In a six-over burst yielding just four runs, he hurried Kumar Sangakkara, looking as elegantly comfortable as ever on 46, into a top-edged pull to deep square-leg, where Monty Panesar jubilantly held on to a straightforward catch, then had Chamara Silva caught at first slip by Ian Bell to end a tortured 26-ball innings that brought just a single.

Earlier in the day, Harmison was fortunate to remove Upul Tharanga lbw with a ball that, unnoticed by the increasingly fallible Daryl Harper, pitched just outside leg-stump. But since he had already had Tharanga badly missed at second slip by Paul Collingwood, Harmison will feel the wicket was his moral right. Close-of-play figures of 13-2-28-3 did not flatter him.

England's other success also came courtesy of an iffy leg-before decision when Asad Rauf upheld Ryan Sidebottom's appeal against Michael Vandort - the ball was probably going over the top - in the 11th over of the day. Tharanga followed four overs later, before Matthew Hoggard and the entire team went up for a convincing shout for caught-behind against Sangakkara when he had just two.

Harper issued Hoggard with a stern "not out", but replays revealed a noise, the Snickometer wobbled as ball passed bat, and England appeared hard done by. Whether the noise was a creaky bat handle or a very thin edge was unclear, but the decision deflated England. Sangakkara and Mahela Jayawardene reached lunch with a flurry of counter-attacking boundaries, then eased their way through a 26-over middle session to add 61 more runs without being parted.

The writing, it seemed, was on the wall for England. But they came out after the break with a renewed discipline and earned two wickets by applying pressure, Michael Vaughan's favorite noun. Just 15 runs came in the 11 overs that were possible before bad light closed in, and only Jayawardene's painstaking half-century lifted the local gloom.

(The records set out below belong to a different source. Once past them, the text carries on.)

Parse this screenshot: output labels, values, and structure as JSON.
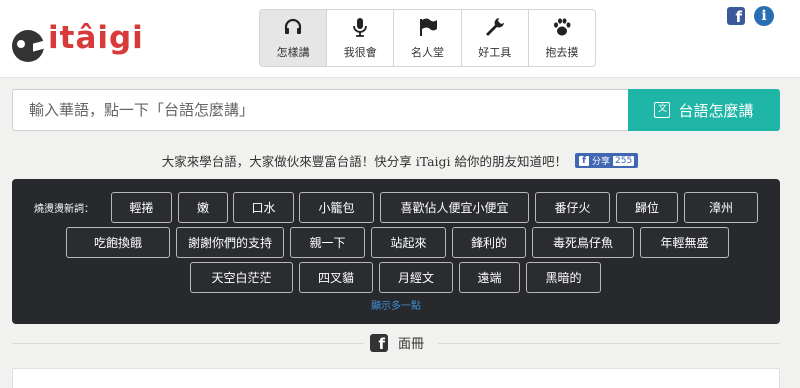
{
  "header": {
    "logo_text": "itâigi",
    "nav": [
      {
        "label": "怎樣講",
        "icon": "headphones-icon",
        "active": true
      },
      {
        "label": "我很會",
        "icon": "microphone-icon",
        "active": false
      },
      {
        "label": "名人堂",
        "icon": "flag-icon",
        "active": false
      },
      {
        "label": "好工具",
        "icon": "wrench-icon",
        "active": false
      },
      {
        "label": "抱去摸",
        "icon": "paw-icon",
        "active": false
      }
    ],
    "facebook_icon": "facebook-icon",
    "info_icon": "info-icon"
  },
  "search": {
    "placeholder": "輸入華語，點一下「台語怎麼講」",
    "button_label": "台語怎麼講",
    "button_icon": "translate-icon"
  },
  "share": {
    "text": "大家來學台語，大家做伙來豐富台語！快分享 iTaigi 給你的朋友知道吧！",
    "button_label": "分享",
    "count": "255"
  },
  "hot_words": {
    "label": "燒燙燙新詞：",
    "tags": [
      "輕捲",
      "嫩",
      "口水",
      "小籠包",
      "喜歡佔人便宜小便宜",
      "番仔火",
      "歸位",
      "漳州",
      "吃飽換餓",
      "謝謝你們的支持",
      "親一下",
      "站起來",
      "鋒利的",
      "毒死鳥仔魚",
      "年輕無盛",
      "天空白茫茫",
      "四叉貓",
      "月經文",
      "遠端",
      "黑暗的"
    ],
    "more_link": "顯示多一點"
  },
  "facebook_section": {
    "label": "面冊",
    "icon": "facebook-icon"
  },
  "colors": {
    "accent": "#1fb6a8",
    "logo_red": "#d83a3a",
    "panel_bg": "#27292d",
    "link_blue": "#3f8fd6",
    "facebook_blue": "#3b5998"
  }
}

For England, it was a crucial mini-session after they had blown the chance to repeat their new-ball heroics at Kandy on the first morning of the series. Conditions cried out for some classically English swing bowling on and around off-stump after play had started two hours late following a downpour on Monday, but the bowlers strayed too often to leg and Sri Lanka were on the verge of making them pay. Then Harmison found his groove.